Even before this law, there were restrictions on phone use in Texas, such as a ban in school zones, drivers under 18, and bus drivers with minor children on board. While waiting for a comprehensive Texas ban, more that 95 cities passed their own local ordinances banning some uses of phones while driving.
Texting ban too limited
Some say the law, as written, doesn’t cover enough distracted driving actions, such as applying makeup, eating, or using GPS. Even when the limited law is broken, the fine of $99 for a first offense and up to $200 for subsequent offenses may not be enough of a deterrent. Critics say the law may be hard to enforce and even confusing to law enforcement as they are only allowed to ticket a violator for texting, not other phone uses. Since using GPS on a phone is still legal, it may enable officers to stop motorists when they are legally using their phones. Even if texting, drivers could easily switch to a GPS app to avoid a ticket.

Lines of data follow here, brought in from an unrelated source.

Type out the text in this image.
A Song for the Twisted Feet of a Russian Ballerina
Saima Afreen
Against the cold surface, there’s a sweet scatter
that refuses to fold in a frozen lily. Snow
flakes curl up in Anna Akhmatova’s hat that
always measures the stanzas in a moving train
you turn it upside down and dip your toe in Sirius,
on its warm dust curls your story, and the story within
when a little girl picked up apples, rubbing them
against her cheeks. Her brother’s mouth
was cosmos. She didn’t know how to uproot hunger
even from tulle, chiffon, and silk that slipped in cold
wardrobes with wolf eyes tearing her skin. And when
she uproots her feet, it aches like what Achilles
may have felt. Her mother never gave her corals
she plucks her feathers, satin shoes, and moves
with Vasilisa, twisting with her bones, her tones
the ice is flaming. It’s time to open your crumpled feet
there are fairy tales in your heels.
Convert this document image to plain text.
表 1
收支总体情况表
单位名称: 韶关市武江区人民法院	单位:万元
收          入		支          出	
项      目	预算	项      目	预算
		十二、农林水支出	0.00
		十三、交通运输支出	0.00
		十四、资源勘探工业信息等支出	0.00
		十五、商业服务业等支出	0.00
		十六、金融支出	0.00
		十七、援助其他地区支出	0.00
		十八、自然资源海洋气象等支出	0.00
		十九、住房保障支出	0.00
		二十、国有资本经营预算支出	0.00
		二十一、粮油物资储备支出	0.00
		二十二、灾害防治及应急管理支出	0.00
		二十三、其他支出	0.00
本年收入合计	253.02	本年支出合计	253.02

Sen. Larry Taylor, R-Friendswood, pushed to amend the bill requiring police to actually witness a texting offense before initiating a traffic stop. Taylor stated, “I don’t think that makes me more less safe than someone eating a hamburger, putting makeup on, reading their newspaper on the steering wheel or reading a novel as they drive down the road. I’m much safer than those people.” Taylor’s amendment did not pass, however.
The ban will save lives
Zaffirini read to other senators the names of people injured or killed because of texting while driving, also noting police did not witness the accidents thus countering aspects of Taylor’s amendment. Sen. Joan Huffman, R-Houston, agreed that, though the law may not stop texting while driving, it may cause hesitation. “If this saves the life of one teenager who decides ‘I’ll wait til I’m at the stoplight’ or, ‘I’ll wait until I pull into Sonic and then I’ll text,‘ then we’ve accomplished what we set to accomplish,” she said.
For Dallas attorney Ben DuBose, the law’s passage is a significant step in the right direction. “I’ve represented clients whose lives were nearly destroyed by distracted driving. “No law is perfect,” says DuBose, “but lives will be saved now that texting and driving is against the law in Texas.”